What most people don't realize is that the technical approach does include the fundamental approach. Since the fundamentals are reflected in the price the sole studying of fundamentals is not necessary. If you know how to read charts properly, it is a shortcut of the fundamental analysis. On the opposite, fundamental analysis does not include a study of price action. Even if the principles of the fundamental analysis have been applied, the timing for finding entry and exit points has to rely on Technical principles.

Advantages of Technical Analysis

Applying the principles of Technical Analysis gives you a lot of flexibility and adaptability. If you work with fundamentals, it is hardly possible to follow the news for more than a handful of instruments. Since the principles of the TA never change and are the same for every instrument, you can easily change from on to another and adapt your trading within a short amount of time. Technical Analysis can be applied to different time frames as well and can play a role in Economic Forecasting.

In contrast to Fundamentalists who tend to specialize in one group, a chartist can easily follow as many markets as desired. He can rotate his attention and his capital to take advantage of the rotational nature of the markets. While on of his preferred instruments is experiencing a trendless period in which it is not advisable to trade, he can easily switch to another instrument and take advantage of the recent trend.

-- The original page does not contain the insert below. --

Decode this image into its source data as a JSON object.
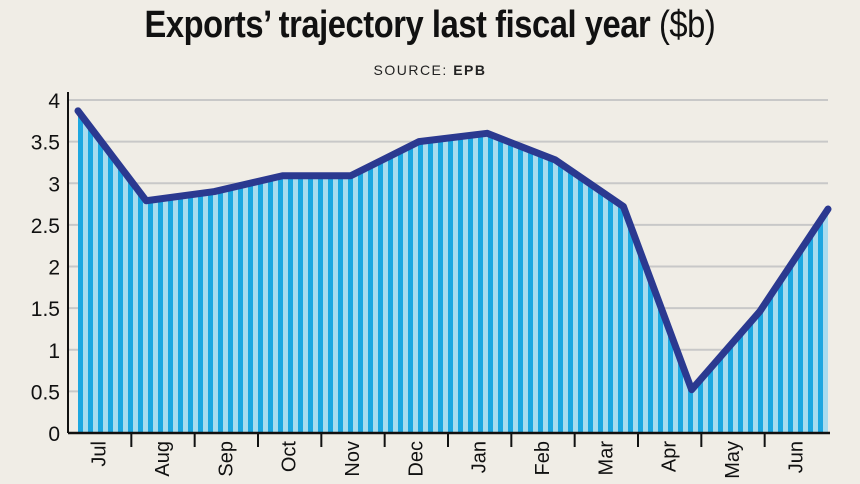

Technical Analysis applies to all markets (the most common are: bonds, equities, futures, interest rates, foreign exchange and derivatives) and to all time dimensions. The opinion that TA should only be used in short-term time frames is not true. Typical time frames are:

  • Very short-term
  • Short term: hourly charts
  • Medium term: daily charts
  • Long term: weekly charts
  • Very long term: monthly charts

Criticism of Technical Analysis

Self-Fulfilling prophecy

Critics claim that the use of most patterns has been widely publicized in the last several years. Many traders are quite familiar with these patterns and often act on them in concert. This creates a "Self-Fulfilling Prophecy", since waves of buying and selling are created in response to "bullish" or "bearish" patterns. The truth is that only 30% of all traders use Technical Analysis. This is hardly enough for a "Self-Fulfilling Prophecy". Furthermore, chartist will enter the trades AFTER a formation has been formed, not before or during the creation of a pattern.

Can the Past be used to predict the future?

In the respected field of statistics, the characteristics of past events are collected, studied and analyzed. According to the result, future predictions are being concluded. This counts for economic, technical and weather forecasting. The only possibility to forecast the future is to project past events into it. The usage of price data to predict future price movement is based on solid statistical concepts, such as descriptive and inductive statistics).

Efficient Market Hypothesis

This theory says that prices fluctuate randomly around their intrinsic value. On top of that it claims that all news, new data and relevant information comes to everyone at the same time - so no one can take advantage of it. The basis of Technical Analysis and its principles is that relevant market information is obvious on the charts long before it becomes publically known.

Random Walk Theory

This theory claims that prices change serially independent from each other and that the history of price is not a reliable indicator for future prediction. According to this theory, price movement is completely random and absolutely unpredictable, since it is based on Efficient Market Hypothesis. There is a certain amount of randomness from time to time, which is called noise. Someone who claims that price movements are completely random has not taken the time to study the rules of market behavior properly. Yet. Apart from
that empirical observations show that prices do move in trends.


While Fundamental Analysis may have its relevancy, especially for other purposes, I am convinced that Technical Analysis is the far more precise, reliable and efficient method to base your trading on. Among all reasons mentioned above, the flexibility, adaptability and precisions are the deciding factors for me personally.